The potential demand for new cars is huge in India, where half of the population is below the age of 25, and the market here is important for GM as it strives to break into new markets as its U.S. business struggles.

The latest upturn in GM’s sales comes even as India’s auto market appears to be going through a mild slump. Analysts attribute that to a sharp rise in lending rates following monetary tightening by the country’s central bank. Currently, car finance rates are about 4 percentage points higher than last year.

Data released by the Society of Indian Automobiles Manufacturers showed growth in car sales between April and September slowed to 13 percent from 23 percent in the same period a year ago.

Maruti Suzuki Ltd. – majority owned by Japanese automaker Suzuki Motors Corp. – managed to push sales up by 18 percent with big discounts and new models.

But at Hyundai Motor Ltd., the second-largest car maker in India, sales were nearly flat, while Tata Motors Ltd. – the third-biggest – saw its sales drop 2 percent from a year earlier. Ford and Honda Motor Co., the other major players in the Indian market, also registered lower sales.


While GM’s Spark was an instant hit, the Aveo U-VA has taken longer to draw customers away from Maruti Suzuki’s Swift and Hyundai’s Getz, the most popular models in the premium hatchback segment.

GM aims to increase its share in the Indian market to 10 percent by 2010, and Balendran said the success of Spark and Aveo U-VA “demonstrates we are on course to meet that target.”

GM has already expanded capacity at its plant in western India from 60,000 units to 85,000 units a year and is setting up another factory in same region that will make 140,000 cars annually. The second factory is expected to start production by end of next year, Balendran said.

Analysts said they expect the current momentum in GM’s sales to continue through this fiscal year ending March 2008, but sustaining it further would require the company to bring more models.

Unlike this year, when there were only a couple of new models besides that of GM’s, there will be a rush of new cars going into next year.

Hyundai is already aiming to bring a new compact by December, and Czech company Skoda Auto is expected to introduce the Fabia next year. Volkswagen plans to roll out a small car here by 2009. Ford and Toyota Motor Corp. have said they are also exploring compacts for the Indian market.

Homegrown Tata Motors said it would introduce a series of new models starting next year, in collaboration with Italian partner Fiat. Tata also plans to start producing an ultracheap mini car that would cost about $2,500.

“The real test for GM will come when all these new models flood the market,” Ramakrishnan said.

 GM Doubles Indian Researchers

General Motors Corp., the world’s biggest-selling automaker, plans to hire 1,100 more researchers for its technical center in India, as it seeks to boost its global operations with low-cost, skilled manpower.

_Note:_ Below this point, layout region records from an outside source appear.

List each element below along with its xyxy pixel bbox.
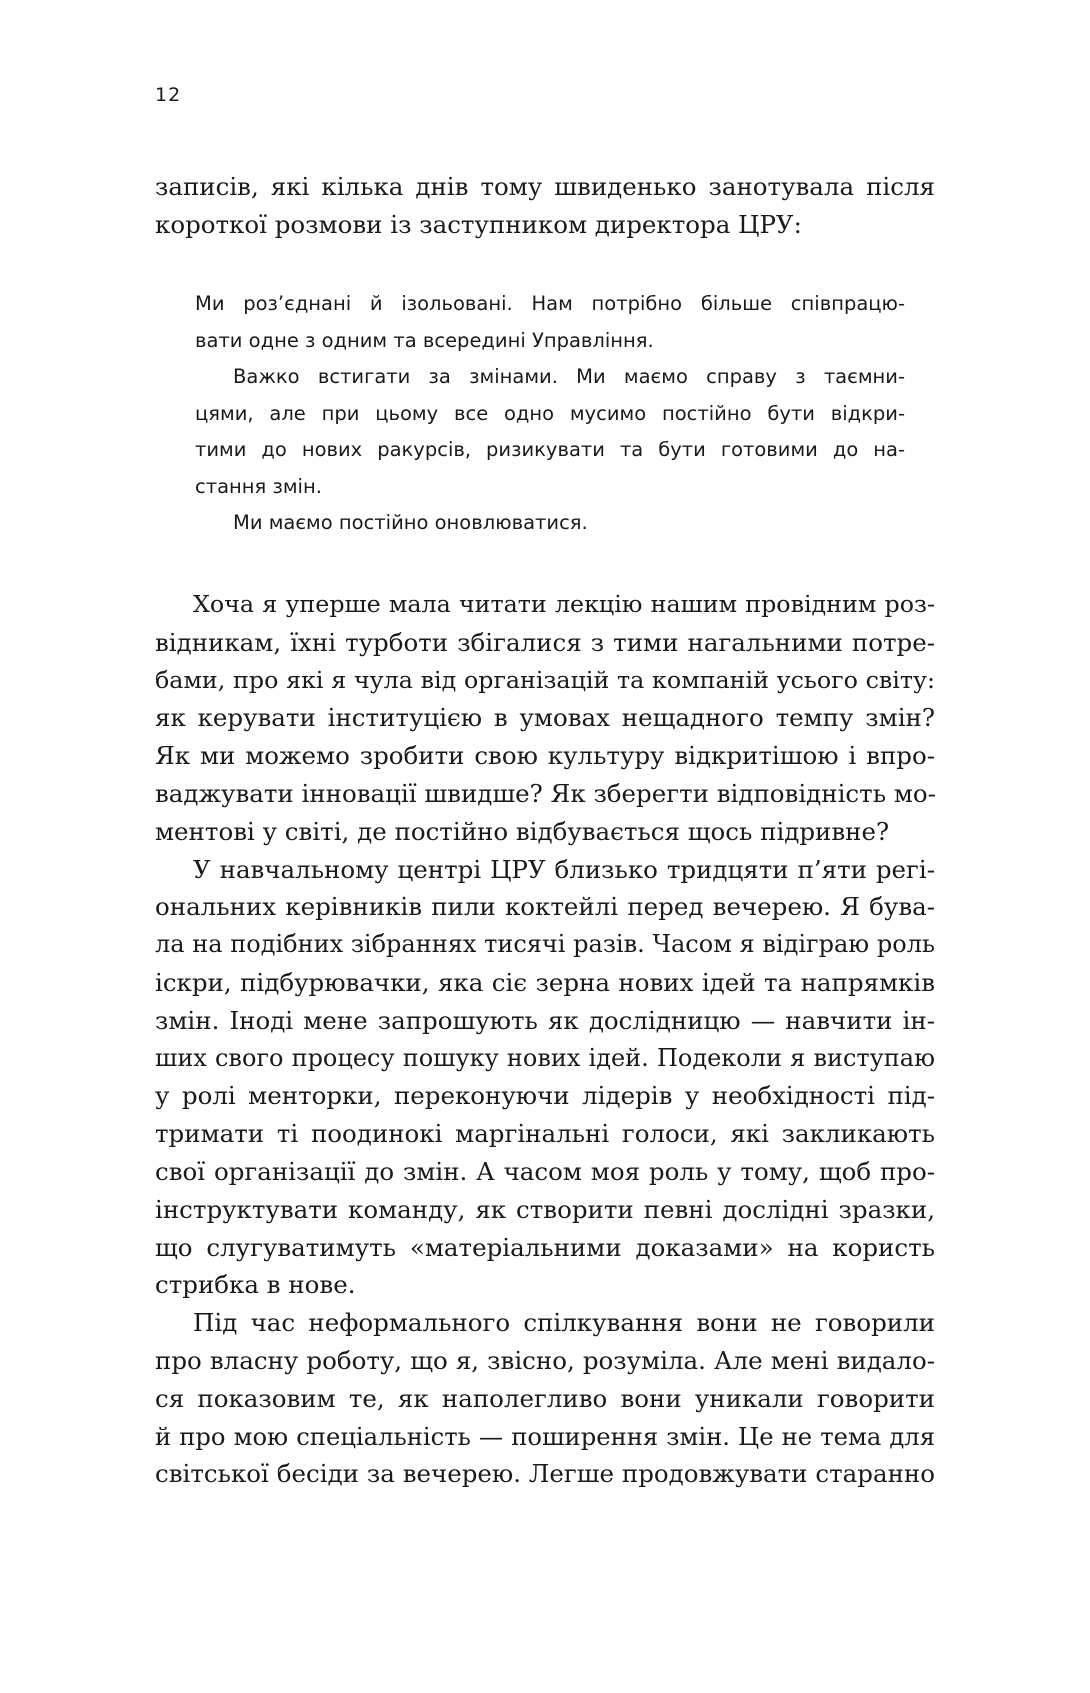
text-line: ваджувати інновації швидше? Як зберегти відповідність мо- bbox=[155, 778, 936, 808]
text-line: що слугуватимуть «матеріальними доказами» на користь bbox=[155, 1232, 935, 1262]
text-line: Під час неформального спілкування вони не говорили bbox=[193, 1308, 935, 1338]
quote-line: вати одне з одним та всередині Управління. bbox=[195, 328, 654, 352]
body-paragraph-1 bbox=[155, 586, 935, 851]
page-number: 12 bbox=[155, 84, 182, 106]
quote-line: Важко встигати за змінами. Ми маємо справу з таємни- bbox=[233, 365, 905, 388]
text-line: й про мою спеціальність — поширення змін. Це не тема для bbox=[155, 1421, 935, 1451]
text-line: світської бесіди за вечерею. Легше продовжувати старанно bbox=[155, 1459, 935, 1489]
quote-line: стання змін. bbox=[195, 474, 322, 498]
quote-line: цями, але при цьому все одно мусимо постійно бути відкри- bbox=[195, 401, 905, 425]
text-line: тримати ті поодинокі маргінальні голоси, які закликають bbox=[155, 1119, 935, 1149]
text-line: інструктувати команду, як створити певні дослідні зразки, bbox=[155, 1194, 935, 1224]
text-line: іскри, підбурювачки, яка сіє зерна нових ідей та напрямків bbox=[155, 967, 935, 997]
text-line: відникам, їхні турботи збігалися з тими нагальними потре- bbox=[155, 627, 935, 657]
quote-line: Ми роз’єднані й ізольовані. Нам потрібно більше співпрацю- bbox=[195, 292, 905, 315]
text-line: ших свого процесу пошуку нових ідей. Подеколи я виступаю bbox=[155, 1043, 935, 1072]
text-line: змін. Іноді мене запрошують як дослідницю — навчити ін- bbox=[155, 1005, 935, 1035]
text-line: як керувати інституцією в умовах нещадного темпу змін? bbox=[155, 703, 935, 733]
text-line: записів, які кілька днів тому швиденько занотувала після bbox=[155, 172, 935, 201]
text-line: Хоча я уперше мала читати лекцію нашим провідним роз- bbox=[193, 590, 935, 618]
text-line: у ролі менторки, переконуючи лідерів у необхідності під- bbox=[155, 1081, 935, 1111]
text-line: свої організації до змін. А часом моя роль у тому, щоб про- bbox=[155, 1156, 935, 1186]
text-line: ментові у світі, де постійно відбувається щось підривне? bbox=[155, 816, 890, 846]
text-line: короткої розмови із заступником директора ЦРУ: bbox=[155, 209, 802, 239]
text-line: бами, про які я чула від організацій та компаній усього світу: bbox=[155, 665, 935, 694]
quote-line: тими до нових ракурсів, ризикувати та бути готовими до на- bbox=[195, 438, 905, 461]
text-line: ся показовим те, як наполегливо вони уникали говорити bbox=[155, 1383, 935, 1413]
body-paragraph-2 bbox=[155, 851, 935, 1305]
text-line: ла на подібних зібраннях тисячі разів. Часом я відіграю роль bbox=[155, 930, 935, 959]
text-line: Як ми можемо зробити свою культуру відкритішою і впро- bbox=[155, 741, 935, 771]
text-line: ональних керівників пили коктейлі перед вечерею. Я бува- bbox=[155, 892, 935, 922]
block-quote bbox=[195, 286, 905, 542]
text-line: стрибка в нове. bbox=[155, 1270, 356, 1300]
text-line: У навчальному центрі ЦРУ близько тридцяти п’яти регі- bbox=[193, 854, 935, 884]
text-line: про власну роботу, що я, звісно, розуміла. Але мені видало- bbox=[155, 1345, 935, 1375]
intro-paragraph bbox=[155, 168, 935, 244]
quote-line: Ми маємо постійно оновлюватися. bbox=[233, 511, 588, 534]
body-text bbox=[155, 586, 935, 1493]
body-paragraph-3 bbox=[155, 1304, 935, 1493]
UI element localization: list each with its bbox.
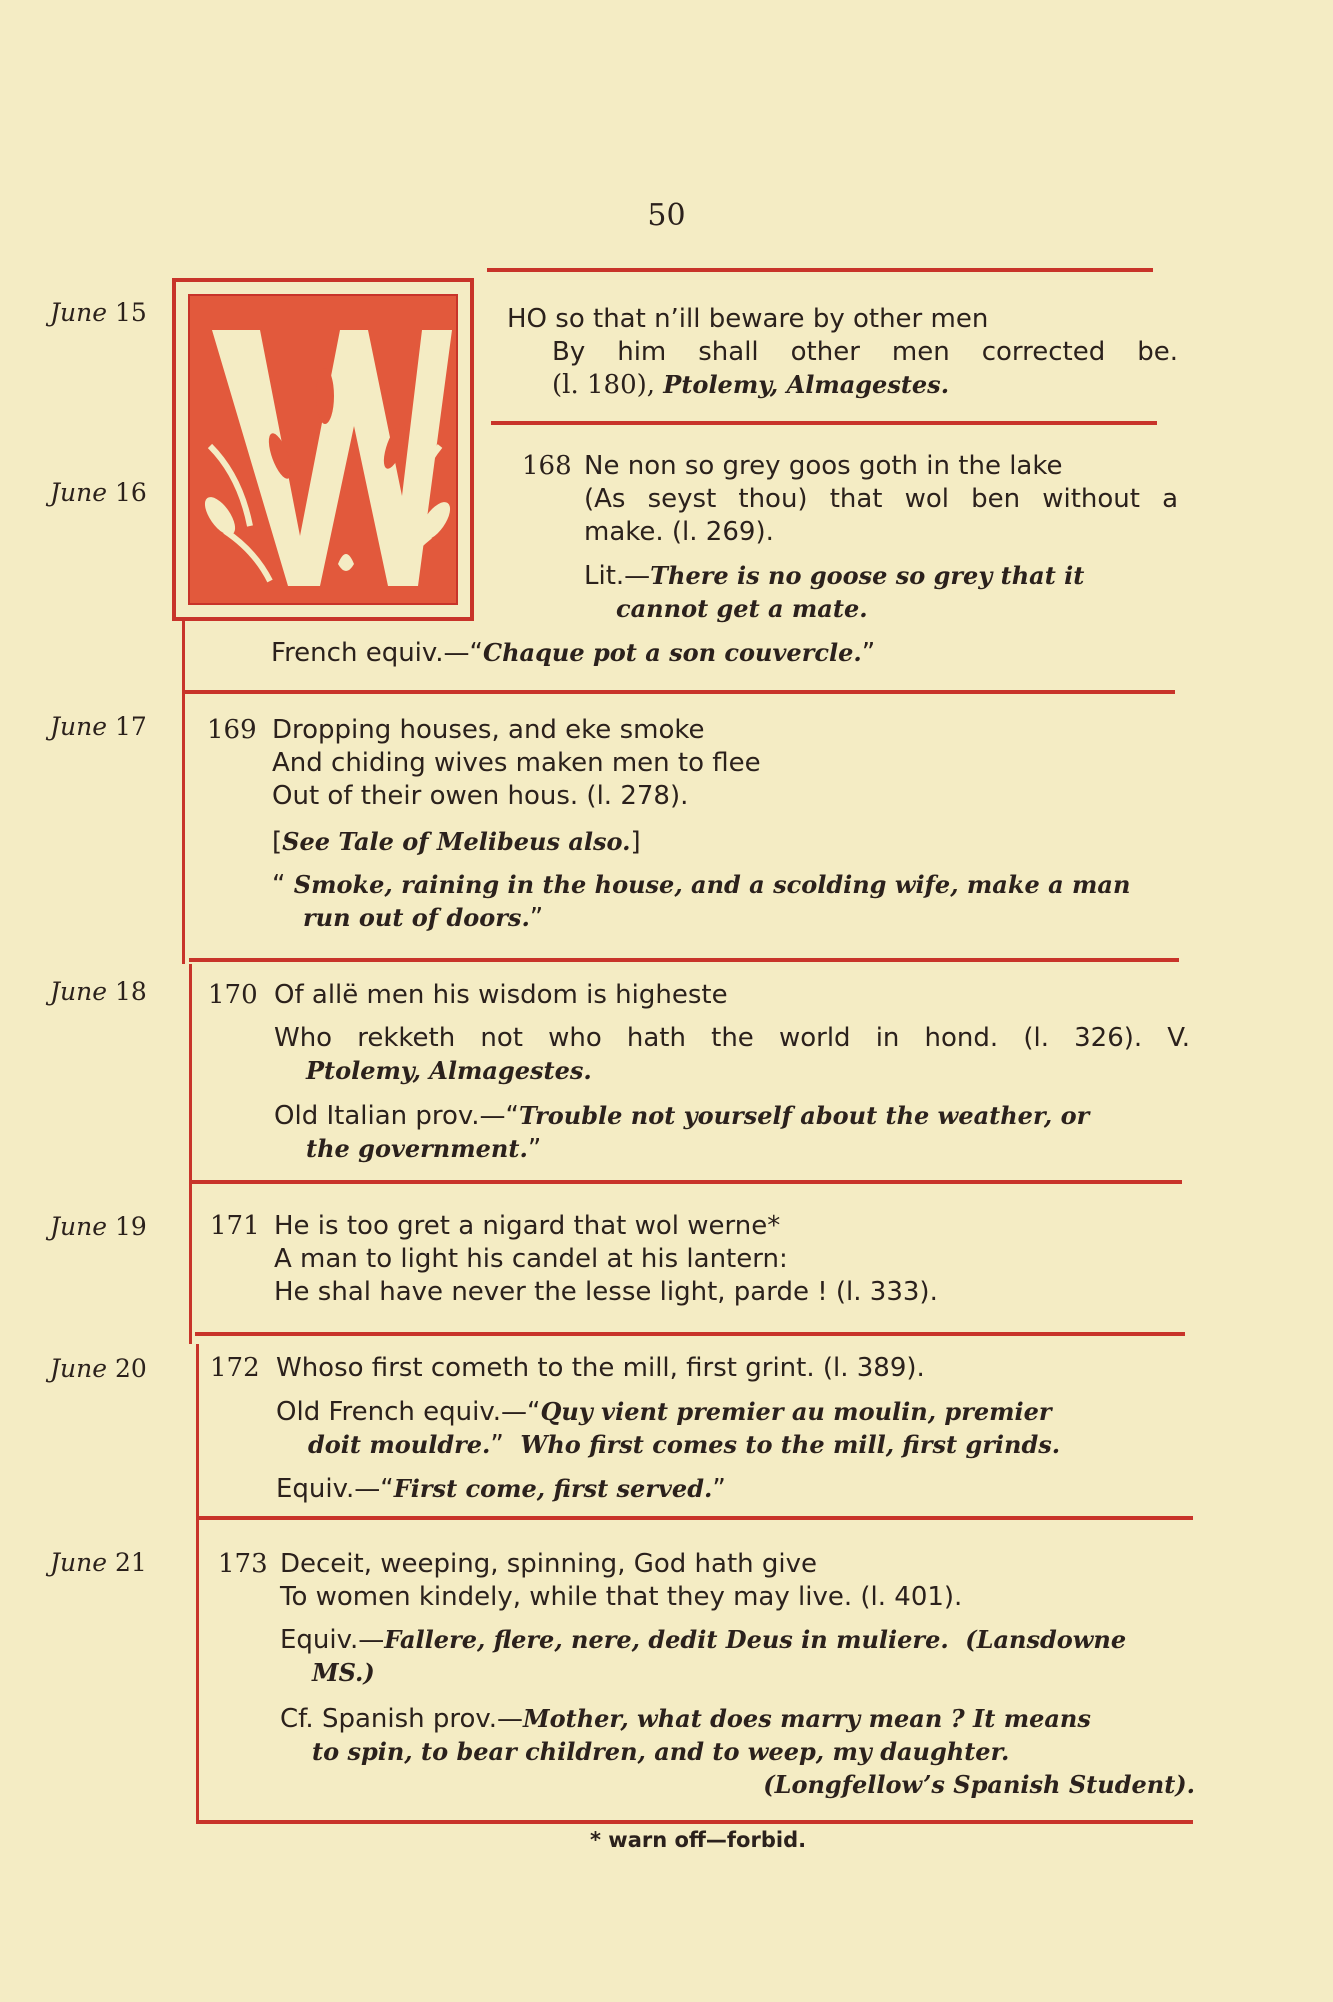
entry-167-ref: (l. 180),	[552, 370, 656, 400]
entry-173-line-2: To women kindely, while that they may live. (l. 401).	[280, 1582, 963, 1612]
rule-170-171	[192, 1180, 1182, 1184]
entry-172-equiv	[276, 1473, 726, 1505]
entry-168-line-2: (As seyst thou) that wol ben without a	[584, 484, 1178, 514]
date-june-15: June 15	[50, 298, 147, 327]
entry-168-lit	[584, 560, 1084, 592]
entry-170-prov-label: Old Italian prov.—“	[274, 1101, 520, 1131]
entry-172-equiv-text: First come, first served.	[393, 1474, 713, 1503]
entry-168-lit-text-1: There is no goose so grey that it	[650, 561, 1085, 590]
entry-169-quote	[272, 869, 1130, 901]
entry-172-number: 172	[210, 1353, 260, 1383]
entry-172-french-text-1: Quy vient premier au moulin, premier	[540, 1397, 1052, 1426]
entry-172-english-text: Who first comes to the mill, first grinds.	[520, 1430, 1061, 1459]
entry-172-equiv-close: ”	[712, 1474, 726, 1504]
entry-168-lit-text-2: cannot get a mate.	[616, 594, 868, 623]
entry-170-prov-2	[306, 1133, 541, 1165]
date-june-20: June 20	[50, 1354, 147, 1383]
entry-168-number: 168	[522, 451, 572, 481]
entry-168-french	[271, 637, 875, 669]
entry-167-line-1: HO so that n’ill beware by other men	[507, 304, 989, 334]
entry-172-french-label: Old French equiv.—“	[276, 1397, 541, 1427]
entry-169-see-close: ]	[630, 827, 641, 857]
entry-173-spanish-label: Cf. Spanish prov.—	[280, 1704, 524, 1734]
entry-173-line-1: Deceit, weeping, spinning, God hath give	[280, 1549, 817, 1579]
entry-173-spanish-text-2: to spin, to bear children, and to weep, my daughter.	[312, 1737, 1010, 1766]
entry-169-see-text: See Tale of Melibeus also.	[282, 827, 631, 856]
date-june-18: June 18	[50, 977, 147, 1006]
footnote: * warn off—forbid.	[590, 1828, 807, 1852]
page-number: 50	[647, 198, 686, 233]
entry-170-line-1: Of allë men his wisdom is higheste	[274, 980, 728, 1010]
entry-172-line-1: Whoso first cometh to the mill, first grint. (l. 389).	[276, 1353, 925, 1383]
entry-172-french-2	[308, 1429, 1060, 1461]
entry-170-prov-text-2: the government.	[306, 1134, 528, 1163]
entry-168-french-text: Chaque pot a son couvercle.	[483, 638, 862, 667]
entry-169-see	[272, 826, 641, 858]
rule-171-172	[195, 1332, 1185, 1336]
entry-169-line-1: Dropping houses, and eke smoke	[272, 715, 705, 745]
entry-173-number: 173	[218, 1549, 268, 1579]
entry-172-equiv-label: Equiv.—“	[276, 1474, 394, 1504]
entry-173-equiv-source-1: (Lansdowne	[965, 1625, 1127, 1654]
entry-171-line-3: He shal have never the lesse light, parde ! (l. 333).	[274, 1277, 938, 1307]
entry-171-number: 171	[210, 1211, 260, 1241]
initial-letter-w-icon	[190, 296, 464, 611]
entry-169-quote-open: “	[272, 870, 286, 900]
entry-172-french-close: ”	[490, 1430, 504, 1460]
date-june-16: June 16	[50, 478, 147, 507]
date-june-21: June 21	[50, 1548, 147, 1577]
entry-169-quote-text-2: run out of doors.	[303, 903, 530, 932]
initial-panel	[188, 294, 458, 605]
entry-167-source: Ptolemy, Almagestes.	[663, 370, 950, 399]
entry-170-prov	[274, 1100, 1089, 1132]
entry-169-number: 169	[207, 715, 257, 745]
entry-167-line-2: By him shall other men corrected be.	[552, 337, 1178, 367]
entry-173-spanish-source: (Longfellow’s Spanish Student).	[763, 1770, 1195, 1799]
entry-170-number: 170	[208, 980, 258, 1010]
entry-169-see-open: [	[272, 827, 283, 857]
entry-168-french-close: ”	[861, 638, 876, 668]
entry-173-equiv-label: Equiv.—	[280, 1625, 385, 1655]
left-rule-2	[189, 964, 192, 1344]
entry-169-quote-2	[303, 902, 543, 934]
entry-173-spanish-text-1: Mother, what does marry mean ? It means	[523, 1704, 1091, 1733]
entry-173-equiv-text: Fallere, flere, nere, dedit Deus in muliere.	[384, 1625, 949, 1654]
rule-top	[487, 268, 1153, 272]
entry-173-spanish	[280, 1703, 1091, 1735]
rule-169-170	[189, 958, 1179, 962]
entry-170-prov-close: ”	[527, 1134, 542, 1164]
entry-168-line-1: Ne non so grey goos goth in the lake	[584, 451, 1063, 481]
entry-169-quote-text-1: Smoke, raining in the house, and a scolding wife, make a man	[293, 870, 1131, 899]
rule-168-169	[185, 690, 1175, 694]
entry-169-line-2: And chiding wives maken men to flee	[272, 748, 761, 778]
entry-170-prov-text-1: Trouble not yourself about the weather, or	[519, 1101, 1090, 1130]
entry-169-quote-close: ”	[529, 903, 544, 933]
entry-172-french	[276, 1396, 1052, 1428]
rule-172-173	[198, 1516, 1193, 1520]
entry-167-line-3	[552, 369, 949, 401]
entry-172-french-text-2: doit mouldre.	[308, 1430, 491, 1459]
entry-170-line-3: Ptolemy, Almagestes.	[306, 1056, 592, 1085]
entry-170-line-2: Who rekketh not who hath the world in hond. (l. 326). V.	[274, 1023, 1190, 1053]
entry-168-lit-label: Lit.—	[584, 561, 651, 591]
date-june-19: June 19	[50, 1212, 147, 1241]
left-rule-1	[182, 620, 185, 964]
entry-171-line-2: A man to light his candel at his lantern:	[274, 1244, 788, 1274]
entry-169-line-3: Out of their owen hous. (l. 278).	[272, 781, 689, 811]
entry-173-equiv	[280, 1624, 1126, 1656]
entry-173-equiv-source-2: MS.)	[312, 1658, 375, 1687]
left-rule-3	[196, 1344, 199, 1824]
entry-168-french-label: French equiv.—“	[271, 638, 483, 668]
decorated-initial	[172, 278, 474, 621]
rule-bottom	[198, 1820, 1193, 1824]
rule-167-168	[491, 421, 1157, 425]
entry-168-line-3: make. (l. 269).	[584, 517, 774, 547]
entry-171-line-1: He is too gret a nigard that wol werne*	[274, 1211, 781, 1241]
date-june-17: June 17	[50, 712, 147, 741]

The move will increase to 2,000 the number of researchers at GM’s technical center in Bangalore over the next three years, according to Karl Slym, president and managing director of GM’s local subsidiary.

“India and the Asia Pacific region plays a very strong part role in the future of GM,” Slym said.

Detroit-based GM so far has invested $60 million in the center, which was created in 2003 to carry out engineering and research and development work. GM also has plans to build its first engine and transmission factory in India to supply local and overseas markets.

Faced with a drop in market share at home and stiff competition from Toyota Motor Corp. and other auto makers, GM is hiring more workers in lower-cost India.

The company also wants to take advantage of India’s rising incomes to increase its local market share, which currently stands well below 10 percent. GM hopes to sell more than 60,000 cars in India this year, up from about 35,000 in 2006, Slym said.

GM India imports engines from South Korea and Australia, and the new engine factory will help GM compete with Suzuki Motor Corp., which controls more than half of India’s car market.

Car sales in India could triple to 3 million units by 2015, according to the Society of Indian Automobile Manufacturers.

GM is also considering importing luxury vehicles such as the Cadillac and Hummer for sale in India, and will introduce the Captiva sport-utility vehicle in India in January, he said.